Consumers seeking deals to return to restaurants
April 4, 2012
CHICAGO — While there is a growing divide in the way the financially strained and financially comfortable use restaurants, both groups are cost-conscious and appreciate deals, according to The NPD Group.
The sluggish demand for restaurants can be attributed to both the financially strained and financially comfortable, but a greater proportion of those cutting back are those most affected by the economy.
NPD found that 56% of the more than 5,000 consumers they surveyed said they are financially strained with 44% saying they are financially comfortable. The majority of the financially strained are 18 to 34 years old, and the financially comfortable are mostly evenly dispersed. However, twice as many of those 65 and above fall into the financially comfortable group compared with the financially strained.

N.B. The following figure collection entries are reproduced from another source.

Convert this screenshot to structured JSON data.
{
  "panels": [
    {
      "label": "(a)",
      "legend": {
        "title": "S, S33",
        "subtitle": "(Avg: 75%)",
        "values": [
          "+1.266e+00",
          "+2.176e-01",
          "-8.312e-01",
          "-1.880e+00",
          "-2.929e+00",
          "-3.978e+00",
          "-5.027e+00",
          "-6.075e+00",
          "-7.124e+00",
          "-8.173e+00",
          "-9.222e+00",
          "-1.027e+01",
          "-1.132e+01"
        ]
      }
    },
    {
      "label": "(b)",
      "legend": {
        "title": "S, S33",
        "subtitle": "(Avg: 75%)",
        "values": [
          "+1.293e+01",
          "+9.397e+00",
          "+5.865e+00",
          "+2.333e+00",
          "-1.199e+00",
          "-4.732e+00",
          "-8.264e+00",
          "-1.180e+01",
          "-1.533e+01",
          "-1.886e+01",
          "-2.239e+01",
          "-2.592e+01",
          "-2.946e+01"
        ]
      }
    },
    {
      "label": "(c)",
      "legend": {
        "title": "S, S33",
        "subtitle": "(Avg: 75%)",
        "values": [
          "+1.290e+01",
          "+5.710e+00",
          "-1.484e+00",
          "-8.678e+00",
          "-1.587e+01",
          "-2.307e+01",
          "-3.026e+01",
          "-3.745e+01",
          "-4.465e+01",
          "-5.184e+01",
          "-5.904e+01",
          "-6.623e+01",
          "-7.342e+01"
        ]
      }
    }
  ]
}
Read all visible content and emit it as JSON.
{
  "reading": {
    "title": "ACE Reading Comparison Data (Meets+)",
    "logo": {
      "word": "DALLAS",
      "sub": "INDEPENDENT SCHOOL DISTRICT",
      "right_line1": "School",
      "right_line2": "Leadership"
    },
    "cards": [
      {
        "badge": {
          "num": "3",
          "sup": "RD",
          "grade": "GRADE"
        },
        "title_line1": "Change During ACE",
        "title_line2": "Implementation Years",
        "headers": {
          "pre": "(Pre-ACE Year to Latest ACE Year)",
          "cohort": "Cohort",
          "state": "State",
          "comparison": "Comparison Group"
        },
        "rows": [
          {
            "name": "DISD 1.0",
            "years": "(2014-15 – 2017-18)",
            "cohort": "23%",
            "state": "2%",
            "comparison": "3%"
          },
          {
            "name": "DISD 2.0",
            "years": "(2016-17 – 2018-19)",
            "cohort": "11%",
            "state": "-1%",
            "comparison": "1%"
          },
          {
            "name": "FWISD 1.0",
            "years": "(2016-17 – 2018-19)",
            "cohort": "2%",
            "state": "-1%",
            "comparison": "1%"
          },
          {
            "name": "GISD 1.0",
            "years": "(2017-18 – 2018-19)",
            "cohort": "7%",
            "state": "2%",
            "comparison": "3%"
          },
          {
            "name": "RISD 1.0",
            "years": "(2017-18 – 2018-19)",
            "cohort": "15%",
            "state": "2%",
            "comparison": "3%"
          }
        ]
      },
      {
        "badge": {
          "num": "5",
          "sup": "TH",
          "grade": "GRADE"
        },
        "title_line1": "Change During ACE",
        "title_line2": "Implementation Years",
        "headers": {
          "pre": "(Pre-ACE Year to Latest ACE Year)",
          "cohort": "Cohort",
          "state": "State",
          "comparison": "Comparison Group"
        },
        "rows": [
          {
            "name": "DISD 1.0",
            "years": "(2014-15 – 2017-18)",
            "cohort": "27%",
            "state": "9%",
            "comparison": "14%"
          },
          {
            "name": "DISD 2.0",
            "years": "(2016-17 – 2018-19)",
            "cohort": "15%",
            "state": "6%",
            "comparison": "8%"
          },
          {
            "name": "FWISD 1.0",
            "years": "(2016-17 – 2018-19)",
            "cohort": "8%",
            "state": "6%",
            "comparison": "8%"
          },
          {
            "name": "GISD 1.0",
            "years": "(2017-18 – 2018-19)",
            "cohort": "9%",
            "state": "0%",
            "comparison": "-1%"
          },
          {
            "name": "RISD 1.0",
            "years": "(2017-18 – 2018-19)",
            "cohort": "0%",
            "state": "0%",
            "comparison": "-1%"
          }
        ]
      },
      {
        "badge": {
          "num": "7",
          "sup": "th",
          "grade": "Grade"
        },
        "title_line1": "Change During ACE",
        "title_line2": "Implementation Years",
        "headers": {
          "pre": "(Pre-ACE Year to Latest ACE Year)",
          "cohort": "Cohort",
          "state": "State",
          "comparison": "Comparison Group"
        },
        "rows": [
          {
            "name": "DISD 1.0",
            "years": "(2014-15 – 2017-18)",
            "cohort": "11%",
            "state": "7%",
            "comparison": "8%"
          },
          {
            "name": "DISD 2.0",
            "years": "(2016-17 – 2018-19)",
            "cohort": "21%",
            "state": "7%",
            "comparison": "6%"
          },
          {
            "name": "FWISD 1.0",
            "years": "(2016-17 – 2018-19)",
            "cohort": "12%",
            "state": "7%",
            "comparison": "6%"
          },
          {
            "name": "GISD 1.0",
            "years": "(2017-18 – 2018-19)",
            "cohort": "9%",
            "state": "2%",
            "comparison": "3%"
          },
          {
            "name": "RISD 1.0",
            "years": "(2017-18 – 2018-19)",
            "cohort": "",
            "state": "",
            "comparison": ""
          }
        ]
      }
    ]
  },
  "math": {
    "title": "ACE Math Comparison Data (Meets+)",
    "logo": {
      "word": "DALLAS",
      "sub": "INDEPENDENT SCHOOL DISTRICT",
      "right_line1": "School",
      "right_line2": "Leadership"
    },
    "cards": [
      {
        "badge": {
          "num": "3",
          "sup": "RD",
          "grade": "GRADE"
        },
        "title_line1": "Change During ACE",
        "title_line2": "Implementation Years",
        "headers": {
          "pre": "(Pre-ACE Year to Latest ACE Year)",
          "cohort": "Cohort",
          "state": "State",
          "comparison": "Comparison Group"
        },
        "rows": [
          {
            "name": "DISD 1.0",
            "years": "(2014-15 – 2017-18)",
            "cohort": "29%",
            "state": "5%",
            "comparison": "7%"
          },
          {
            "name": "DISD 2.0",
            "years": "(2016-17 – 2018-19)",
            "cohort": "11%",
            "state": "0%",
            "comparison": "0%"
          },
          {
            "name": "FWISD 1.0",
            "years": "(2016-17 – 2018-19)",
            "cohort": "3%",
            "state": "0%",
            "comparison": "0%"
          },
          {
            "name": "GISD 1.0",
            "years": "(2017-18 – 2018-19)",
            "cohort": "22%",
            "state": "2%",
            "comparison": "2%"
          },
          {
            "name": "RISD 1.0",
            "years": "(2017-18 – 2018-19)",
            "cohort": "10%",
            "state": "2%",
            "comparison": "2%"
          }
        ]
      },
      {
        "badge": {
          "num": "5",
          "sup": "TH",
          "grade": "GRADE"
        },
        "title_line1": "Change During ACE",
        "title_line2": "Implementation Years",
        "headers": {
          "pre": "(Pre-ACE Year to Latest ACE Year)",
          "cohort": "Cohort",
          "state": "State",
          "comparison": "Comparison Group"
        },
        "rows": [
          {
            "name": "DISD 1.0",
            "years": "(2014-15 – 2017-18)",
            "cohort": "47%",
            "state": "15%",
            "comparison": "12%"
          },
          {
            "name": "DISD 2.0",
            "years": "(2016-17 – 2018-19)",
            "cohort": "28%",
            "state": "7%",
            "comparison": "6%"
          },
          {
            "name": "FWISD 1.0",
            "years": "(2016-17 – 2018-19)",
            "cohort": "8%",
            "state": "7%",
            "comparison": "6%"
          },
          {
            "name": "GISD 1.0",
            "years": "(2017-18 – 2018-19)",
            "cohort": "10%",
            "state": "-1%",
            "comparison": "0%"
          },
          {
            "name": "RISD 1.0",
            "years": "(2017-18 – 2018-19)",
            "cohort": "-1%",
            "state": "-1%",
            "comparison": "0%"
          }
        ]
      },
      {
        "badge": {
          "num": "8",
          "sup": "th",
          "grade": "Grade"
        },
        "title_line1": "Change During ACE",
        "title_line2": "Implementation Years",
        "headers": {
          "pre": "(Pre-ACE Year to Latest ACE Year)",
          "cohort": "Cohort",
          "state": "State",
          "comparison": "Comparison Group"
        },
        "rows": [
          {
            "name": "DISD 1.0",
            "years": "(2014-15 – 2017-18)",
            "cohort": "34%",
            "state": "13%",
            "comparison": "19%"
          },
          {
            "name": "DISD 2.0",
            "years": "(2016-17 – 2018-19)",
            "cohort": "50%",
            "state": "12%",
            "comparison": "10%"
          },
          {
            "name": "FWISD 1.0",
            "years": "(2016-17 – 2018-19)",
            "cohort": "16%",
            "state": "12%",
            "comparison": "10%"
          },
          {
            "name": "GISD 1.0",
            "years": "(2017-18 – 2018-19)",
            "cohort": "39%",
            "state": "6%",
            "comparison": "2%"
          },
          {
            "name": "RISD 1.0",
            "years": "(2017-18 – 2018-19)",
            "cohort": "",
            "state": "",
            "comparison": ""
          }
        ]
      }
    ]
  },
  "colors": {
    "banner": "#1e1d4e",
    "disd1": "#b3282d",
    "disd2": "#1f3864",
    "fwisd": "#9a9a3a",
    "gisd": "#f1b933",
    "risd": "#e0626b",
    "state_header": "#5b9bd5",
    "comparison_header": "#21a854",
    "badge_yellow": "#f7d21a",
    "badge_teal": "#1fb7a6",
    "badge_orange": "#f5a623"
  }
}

In addition, 75% of the financially comfortable and 92% of the financially strained classify themselves as controlled spenders.
“It is presumed financially-stressed consumers have kept the industry from realizing growth, but that’s not the case,” said Bonnie Riggs, restaurant industry analyst. “For this reason it’s important that food service marketers understand the behavior of both groups in order to align both short and long-term marketing strategies appropriately against the correct target.”
Price and affordability are preventing the financially strained from visiting restaurants more often, and diet and health reasons are preventing the financially comfortable from increased visits. No matter their financial situation, consumers are still looking for deals to bring them back to restaurants. However, what is classified as a good deal depends on the consumer’s financial situation. For the financially comfortable, frequent visitor cards and rewards programs are good enticements, but the financially strained are looking for coupons and discounts.